У меня даже глаза открываются нараспашку.
— Куда?
— Родители две путевки предлагают, чтоб мы съездили. Там по профсоюзной линии им упало, а они счас ехать не хотят, говорят, холодно, что там делать… купаться, типа, еще нельзя, зачем и вообще… А я никогда на море так рано весной не была, а ты?
Рано весной. Ну да, я же сказал, у меня полоса бесследного времени. На дворе уже апрель. И купаться еще, конечно, нельзя. Но я тоже никогда не был на весеннем взморье.
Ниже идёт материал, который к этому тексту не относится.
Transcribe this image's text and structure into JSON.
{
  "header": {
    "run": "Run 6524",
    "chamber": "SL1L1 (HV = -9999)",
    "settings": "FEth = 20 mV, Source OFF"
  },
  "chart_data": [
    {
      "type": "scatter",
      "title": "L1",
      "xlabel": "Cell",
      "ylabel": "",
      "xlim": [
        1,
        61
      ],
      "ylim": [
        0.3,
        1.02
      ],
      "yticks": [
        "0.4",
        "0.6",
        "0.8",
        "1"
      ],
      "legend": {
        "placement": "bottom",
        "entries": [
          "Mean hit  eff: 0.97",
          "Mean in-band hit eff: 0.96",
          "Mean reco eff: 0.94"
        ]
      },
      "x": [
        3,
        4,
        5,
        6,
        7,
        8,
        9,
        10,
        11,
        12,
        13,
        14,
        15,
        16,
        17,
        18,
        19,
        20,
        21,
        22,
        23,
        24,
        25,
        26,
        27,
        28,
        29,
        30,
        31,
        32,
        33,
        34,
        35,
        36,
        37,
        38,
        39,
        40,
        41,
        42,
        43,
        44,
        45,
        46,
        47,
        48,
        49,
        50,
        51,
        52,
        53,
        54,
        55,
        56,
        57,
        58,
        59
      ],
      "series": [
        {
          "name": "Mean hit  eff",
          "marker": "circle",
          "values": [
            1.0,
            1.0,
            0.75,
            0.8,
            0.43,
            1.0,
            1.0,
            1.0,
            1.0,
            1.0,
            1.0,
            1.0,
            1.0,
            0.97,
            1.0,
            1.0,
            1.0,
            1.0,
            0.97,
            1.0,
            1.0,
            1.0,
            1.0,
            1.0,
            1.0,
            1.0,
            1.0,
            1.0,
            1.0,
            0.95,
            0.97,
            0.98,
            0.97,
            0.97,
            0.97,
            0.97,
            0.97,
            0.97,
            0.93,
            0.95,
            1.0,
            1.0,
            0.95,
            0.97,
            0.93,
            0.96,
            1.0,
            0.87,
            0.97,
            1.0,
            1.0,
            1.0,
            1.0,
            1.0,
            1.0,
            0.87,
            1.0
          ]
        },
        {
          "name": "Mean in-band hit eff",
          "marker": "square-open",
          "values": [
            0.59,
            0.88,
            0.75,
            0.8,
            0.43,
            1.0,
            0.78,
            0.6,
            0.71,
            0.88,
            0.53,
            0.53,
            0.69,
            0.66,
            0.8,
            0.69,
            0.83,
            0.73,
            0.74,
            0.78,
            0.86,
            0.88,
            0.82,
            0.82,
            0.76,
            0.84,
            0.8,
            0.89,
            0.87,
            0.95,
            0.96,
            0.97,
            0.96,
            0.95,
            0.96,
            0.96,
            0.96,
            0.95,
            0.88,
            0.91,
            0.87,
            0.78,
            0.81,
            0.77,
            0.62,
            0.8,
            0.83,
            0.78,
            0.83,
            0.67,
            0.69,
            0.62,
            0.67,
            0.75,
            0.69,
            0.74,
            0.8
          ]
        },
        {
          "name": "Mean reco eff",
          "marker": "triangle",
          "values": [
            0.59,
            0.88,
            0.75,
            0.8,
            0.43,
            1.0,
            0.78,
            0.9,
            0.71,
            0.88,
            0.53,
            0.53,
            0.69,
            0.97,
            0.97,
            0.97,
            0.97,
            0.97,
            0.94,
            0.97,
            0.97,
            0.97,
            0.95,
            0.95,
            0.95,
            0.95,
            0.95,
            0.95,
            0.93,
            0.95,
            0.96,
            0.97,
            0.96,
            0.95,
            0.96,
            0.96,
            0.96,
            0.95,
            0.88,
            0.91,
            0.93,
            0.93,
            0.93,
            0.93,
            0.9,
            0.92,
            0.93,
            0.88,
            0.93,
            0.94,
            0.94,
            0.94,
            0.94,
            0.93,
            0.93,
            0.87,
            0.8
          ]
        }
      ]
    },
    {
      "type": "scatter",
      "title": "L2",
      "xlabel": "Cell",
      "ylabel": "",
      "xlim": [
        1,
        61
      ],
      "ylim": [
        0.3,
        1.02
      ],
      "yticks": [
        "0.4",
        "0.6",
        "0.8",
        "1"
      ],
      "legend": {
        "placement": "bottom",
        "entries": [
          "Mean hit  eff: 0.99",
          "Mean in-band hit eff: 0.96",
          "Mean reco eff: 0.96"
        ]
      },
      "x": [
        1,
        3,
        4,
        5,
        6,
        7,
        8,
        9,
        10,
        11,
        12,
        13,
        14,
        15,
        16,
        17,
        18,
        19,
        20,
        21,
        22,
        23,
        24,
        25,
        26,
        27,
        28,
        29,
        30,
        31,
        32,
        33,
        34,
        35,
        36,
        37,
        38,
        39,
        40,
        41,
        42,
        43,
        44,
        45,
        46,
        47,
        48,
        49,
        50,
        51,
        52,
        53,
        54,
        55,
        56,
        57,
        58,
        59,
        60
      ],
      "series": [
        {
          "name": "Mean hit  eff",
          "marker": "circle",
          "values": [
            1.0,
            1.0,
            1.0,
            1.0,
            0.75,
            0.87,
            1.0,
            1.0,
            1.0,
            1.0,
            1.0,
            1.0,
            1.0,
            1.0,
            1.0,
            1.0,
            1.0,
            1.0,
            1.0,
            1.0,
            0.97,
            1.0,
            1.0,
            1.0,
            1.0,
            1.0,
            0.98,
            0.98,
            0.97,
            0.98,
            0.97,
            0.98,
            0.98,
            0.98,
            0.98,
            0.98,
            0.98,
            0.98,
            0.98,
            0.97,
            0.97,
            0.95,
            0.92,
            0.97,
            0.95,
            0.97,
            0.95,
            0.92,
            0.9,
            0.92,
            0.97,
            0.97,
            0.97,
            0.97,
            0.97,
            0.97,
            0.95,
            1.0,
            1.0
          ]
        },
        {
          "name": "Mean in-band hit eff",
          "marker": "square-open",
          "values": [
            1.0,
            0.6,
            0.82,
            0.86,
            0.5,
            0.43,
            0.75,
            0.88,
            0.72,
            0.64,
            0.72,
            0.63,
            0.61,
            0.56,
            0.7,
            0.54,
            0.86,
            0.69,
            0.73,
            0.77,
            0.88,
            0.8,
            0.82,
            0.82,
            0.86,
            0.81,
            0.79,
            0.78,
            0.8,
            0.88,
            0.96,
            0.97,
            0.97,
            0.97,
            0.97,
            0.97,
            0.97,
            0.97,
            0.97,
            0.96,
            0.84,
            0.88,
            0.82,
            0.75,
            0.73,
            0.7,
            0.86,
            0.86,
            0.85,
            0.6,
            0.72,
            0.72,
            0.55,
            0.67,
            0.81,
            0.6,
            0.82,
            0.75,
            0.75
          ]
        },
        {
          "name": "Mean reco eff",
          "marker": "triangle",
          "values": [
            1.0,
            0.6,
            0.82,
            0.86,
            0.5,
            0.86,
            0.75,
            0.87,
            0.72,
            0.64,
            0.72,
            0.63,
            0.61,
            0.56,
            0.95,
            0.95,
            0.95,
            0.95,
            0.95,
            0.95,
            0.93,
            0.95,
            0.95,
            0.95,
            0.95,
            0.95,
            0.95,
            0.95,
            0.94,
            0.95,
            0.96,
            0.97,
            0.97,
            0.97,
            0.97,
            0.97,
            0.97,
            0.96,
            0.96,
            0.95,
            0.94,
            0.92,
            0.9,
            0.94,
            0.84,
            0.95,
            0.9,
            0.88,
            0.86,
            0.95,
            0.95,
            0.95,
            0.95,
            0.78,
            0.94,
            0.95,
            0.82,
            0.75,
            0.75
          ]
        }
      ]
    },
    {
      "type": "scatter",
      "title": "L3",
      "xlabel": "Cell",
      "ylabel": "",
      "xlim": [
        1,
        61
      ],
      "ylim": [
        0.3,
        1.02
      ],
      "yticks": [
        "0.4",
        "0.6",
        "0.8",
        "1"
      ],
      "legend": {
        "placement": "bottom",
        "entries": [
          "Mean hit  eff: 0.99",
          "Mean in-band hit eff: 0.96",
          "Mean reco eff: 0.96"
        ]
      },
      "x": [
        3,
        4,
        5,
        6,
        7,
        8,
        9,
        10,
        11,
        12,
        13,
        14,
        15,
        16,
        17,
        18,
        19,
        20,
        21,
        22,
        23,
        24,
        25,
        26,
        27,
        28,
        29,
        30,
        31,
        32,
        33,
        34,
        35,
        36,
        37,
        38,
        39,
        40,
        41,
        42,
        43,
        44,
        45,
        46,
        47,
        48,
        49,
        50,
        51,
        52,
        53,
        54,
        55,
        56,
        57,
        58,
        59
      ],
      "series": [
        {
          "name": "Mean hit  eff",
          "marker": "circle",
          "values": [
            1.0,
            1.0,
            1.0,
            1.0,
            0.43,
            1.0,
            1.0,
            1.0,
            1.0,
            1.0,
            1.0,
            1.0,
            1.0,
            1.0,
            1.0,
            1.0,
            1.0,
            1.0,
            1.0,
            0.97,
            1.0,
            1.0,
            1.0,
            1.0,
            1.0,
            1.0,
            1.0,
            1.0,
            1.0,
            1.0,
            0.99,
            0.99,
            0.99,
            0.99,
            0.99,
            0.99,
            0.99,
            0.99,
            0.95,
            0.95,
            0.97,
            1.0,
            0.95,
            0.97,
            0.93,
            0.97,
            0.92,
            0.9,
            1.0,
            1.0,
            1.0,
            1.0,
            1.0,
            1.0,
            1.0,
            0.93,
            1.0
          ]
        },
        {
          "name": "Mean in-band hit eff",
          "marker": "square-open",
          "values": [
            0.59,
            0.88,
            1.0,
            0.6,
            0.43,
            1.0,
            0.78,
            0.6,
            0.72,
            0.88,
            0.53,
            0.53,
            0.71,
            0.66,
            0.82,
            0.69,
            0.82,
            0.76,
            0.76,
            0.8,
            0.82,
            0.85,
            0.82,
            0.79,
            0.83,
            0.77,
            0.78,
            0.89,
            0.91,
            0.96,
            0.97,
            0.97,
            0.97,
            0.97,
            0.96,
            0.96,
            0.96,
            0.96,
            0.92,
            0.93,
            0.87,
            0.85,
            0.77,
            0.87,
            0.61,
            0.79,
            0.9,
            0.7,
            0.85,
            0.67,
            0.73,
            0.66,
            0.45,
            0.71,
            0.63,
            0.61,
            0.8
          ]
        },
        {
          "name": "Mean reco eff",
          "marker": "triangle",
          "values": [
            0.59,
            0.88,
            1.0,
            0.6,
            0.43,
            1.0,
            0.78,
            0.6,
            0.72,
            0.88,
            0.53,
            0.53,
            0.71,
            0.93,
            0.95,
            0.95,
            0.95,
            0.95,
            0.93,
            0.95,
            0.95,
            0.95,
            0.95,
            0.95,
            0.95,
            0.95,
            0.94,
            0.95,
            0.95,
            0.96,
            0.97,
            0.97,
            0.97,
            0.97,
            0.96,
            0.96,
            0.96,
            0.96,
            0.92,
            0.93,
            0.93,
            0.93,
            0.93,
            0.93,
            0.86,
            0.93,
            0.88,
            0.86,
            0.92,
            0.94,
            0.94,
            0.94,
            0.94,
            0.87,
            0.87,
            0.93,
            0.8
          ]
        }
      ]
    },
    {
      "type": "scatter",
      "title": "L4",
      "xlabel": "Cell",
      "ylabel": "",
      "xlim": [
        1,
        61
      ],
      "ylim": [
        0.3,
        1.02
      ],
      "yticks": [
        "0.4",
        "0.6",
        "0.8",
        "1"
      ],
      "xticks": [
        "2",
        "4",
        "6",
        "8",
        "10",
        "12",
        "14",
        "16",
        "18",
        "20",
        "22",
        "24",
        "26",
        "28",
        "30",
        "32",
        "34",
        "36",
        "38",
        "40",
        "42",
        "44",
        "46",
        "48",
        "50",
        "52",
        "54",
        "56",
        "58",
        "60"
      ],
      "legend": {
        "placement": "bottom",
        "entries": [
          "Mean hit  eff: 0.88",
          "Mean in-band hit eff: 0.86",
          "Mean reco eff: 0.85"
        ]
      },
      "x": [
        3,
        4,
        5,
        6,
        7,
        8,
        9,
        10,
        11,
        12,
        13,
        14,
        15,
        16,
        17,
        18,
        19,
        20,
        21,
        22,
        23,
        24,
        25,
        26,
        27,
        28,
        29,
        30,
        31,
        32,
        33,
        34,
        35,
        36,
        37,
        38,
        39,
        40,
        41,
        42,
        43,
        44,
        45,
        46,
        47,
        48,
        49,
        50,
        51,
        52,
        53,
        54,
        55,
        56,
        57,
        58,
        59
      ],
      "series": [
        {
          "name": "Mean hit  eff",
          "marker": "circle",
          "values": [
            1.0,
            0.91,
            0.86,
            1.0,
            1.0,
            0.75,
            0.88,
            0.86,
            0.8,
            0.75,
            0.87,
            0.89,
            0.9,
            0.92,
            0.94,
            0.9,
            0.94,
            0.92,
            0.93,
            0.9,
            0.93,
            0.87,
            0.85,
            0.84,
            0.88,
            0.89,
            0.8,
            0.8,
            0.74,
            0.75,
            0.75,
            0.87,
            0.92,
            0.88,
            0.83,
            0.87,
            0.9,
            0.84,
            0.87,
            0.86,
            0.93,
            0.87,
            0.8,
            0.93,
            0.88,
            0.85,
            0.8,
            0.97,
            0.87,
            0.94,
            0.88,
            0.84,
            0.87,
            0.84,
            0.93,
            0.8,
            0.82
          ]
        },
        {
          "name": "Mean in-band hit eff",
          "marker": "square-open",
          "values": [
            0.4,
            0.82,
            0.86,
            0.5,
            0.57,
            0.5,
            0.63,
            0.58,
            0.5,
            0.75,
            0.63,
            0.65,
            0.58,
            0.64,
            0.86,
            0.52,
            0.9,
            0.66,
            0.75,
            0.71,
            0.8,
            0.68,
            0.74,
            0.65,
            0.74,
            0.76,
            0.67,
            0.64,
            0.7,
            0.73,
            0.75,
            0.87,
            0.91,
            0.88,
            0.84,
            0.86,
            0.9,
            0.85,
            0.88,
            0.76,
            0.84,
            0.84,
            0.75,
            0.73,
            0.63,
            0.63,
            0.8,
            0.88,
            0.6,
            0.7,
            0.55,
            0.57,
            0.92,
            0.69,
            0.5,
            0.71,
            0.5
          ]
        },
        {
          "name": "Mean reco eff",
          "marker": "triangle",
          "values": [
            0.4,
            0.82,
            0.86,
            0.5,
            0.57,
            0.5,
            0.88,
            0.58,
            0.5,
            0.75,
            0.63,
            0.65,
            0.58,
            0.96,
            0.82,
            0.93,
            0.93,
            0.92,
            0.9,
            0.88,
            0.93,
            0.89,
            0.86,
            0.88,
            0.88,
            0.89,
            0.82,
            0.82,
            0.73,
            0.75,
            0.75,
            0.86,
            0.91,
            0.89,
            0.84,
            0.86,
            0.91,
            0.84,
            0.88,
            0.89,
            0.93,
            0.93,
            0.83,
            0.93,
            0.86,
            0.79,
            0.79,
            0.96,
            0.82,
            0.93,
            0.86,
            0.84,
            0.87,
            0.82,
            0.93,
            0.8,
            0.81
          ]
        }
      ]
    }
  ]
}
— Маргоша… Это денег стоит… У меня сейчас с моей стипендией, сама понимаешь…
— Макс, просыпайся, а? Путевки профсоюзные, они почти задаром, а с собой зачем много денег? Я хочу по горам полазить и по пляжу походить…
— И на маковое поле посмотреть… — почему-то говорю я.
В пустоте в груди вдруг проворачивается длинный раскаленный штырь. Я вспомнил, почему маковое поле. Один разговор из прошлой жизни… Ты сказал: Макс, давай ляжем в маковом поле? Я спросил, зачем? Ты погладил мою шею и ответил: чтобы заснуть там, вдвоем, навсегда.
— О! Точно! Мы едем?
Я осторожно выдыхаю, чтобы не застонать, почему до сих пор так больно?
— Да, Маргоша, мы едем, спасибо, солнц!
***
Вы когда-нибудь распахивали шторы на рассвете, чтобы увидеть, что весь мир наполнен нежным акварельным сиянием? Ни одной резкой черты, ни одной темной тени, ни одного громкого звука.
И кажется, что в жизни такого просто не бывает. Такое бывает только на картинах. Но оно есть, вокруг, снаружи, тонкое, трепетное, еле ощутимо просачивающееся сквозь кожу… так что расправляются плечи, и хочется вдохнуть как можно больше этого воздуха, словно полного волшебной золотистой пыльцы.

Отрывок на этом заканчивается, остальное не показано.